Because, let’s face it, they are missing a trick if they don’t see the value in the years of experience and wisdom the over-50s can offer; the decades of dealing with stuff, bringing up families, looking after elderly loved ones, knowing exactly who they are and what they want. I would say that a person in their 50s is in the very prime of their life.
A middle-aged friend of mine went for a job as cabin crew with a well-known airline recently. She’s been working in the NHS for the past 20 years but wanted to try something different. She had nothing to lose and shot from the hip when she told them in the interview why she was by far the best person for the gig.
She has raised two children, who have now left home, so she’s free as a bird and wants to give her all to this exciting new opportunity. I’m very glad to say they gave her the job.

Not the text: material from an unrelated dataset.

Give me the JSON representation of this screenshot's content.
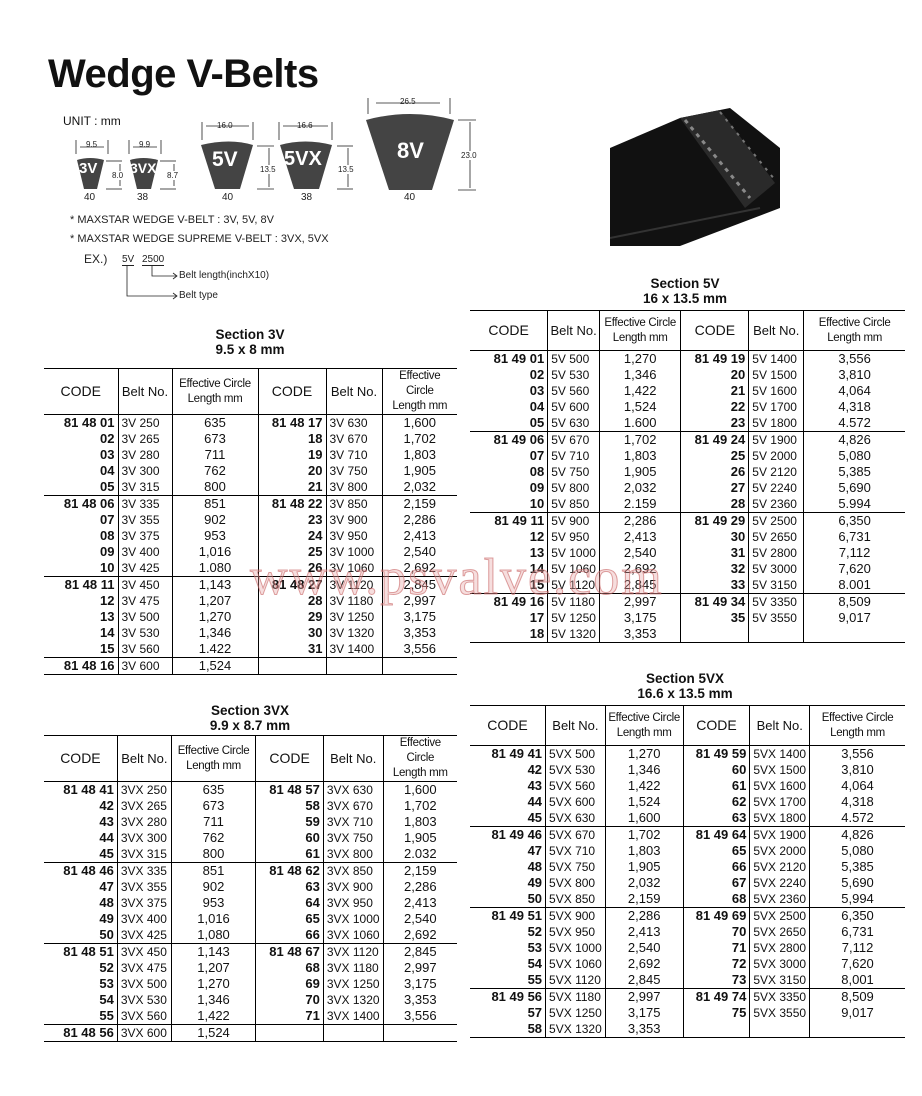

Being free of kids and all the responsibility that entails is a big plus and employers don’t need to worry about older women getting pregnant either, do they? Not that this should put firms off employing younger women either, I hasten to add.
But it’s hard juggling a family and a full-time job, for men and women. I was a network Scotland correspondent for over 15 years and, boy, did I feel like I had a lot of plates in the air sometimes.
I still break out into a sweat when I think about the time I was trying to do a live phone interview with the then breakfast presenter Eamonn Holmes, reacting to a breaking Scottish story. I only had a minute’s notice and had been on the way out the door taking my girls to school when the news desk had called me.
I ended up doing the interview locked in the downstairs toilet with the kids banging on the door, shouting in their sweet but very loud voices that they were going to be late. Stressful doesn’t even begin to cover it.
People these days are active and productive into their 80s and 90s. My mum is as busy now as she’s always been and would put many youngsters to shame with her energy levels. She’s a veritable whirlwind. We need to get past the idea that once you reach your 50s or 60s or even older that you’ve nothing to offer.
I was horrified when I heard a young colleague saying recently that “once you get to about 60 you have problems with your hearing and eyes and stuff”. It was so dismissive and I thought wait till you get a bit older, sunshine, and you’ll think very differently.
Age is one of the protected characteristics under the Equality Act, so older workers do have rights. But, more than that, bosses who think twice about employing this sometimes overlooked and undervalued section of society should remember that they, too, will be in the same position one day. How would they want to be treated?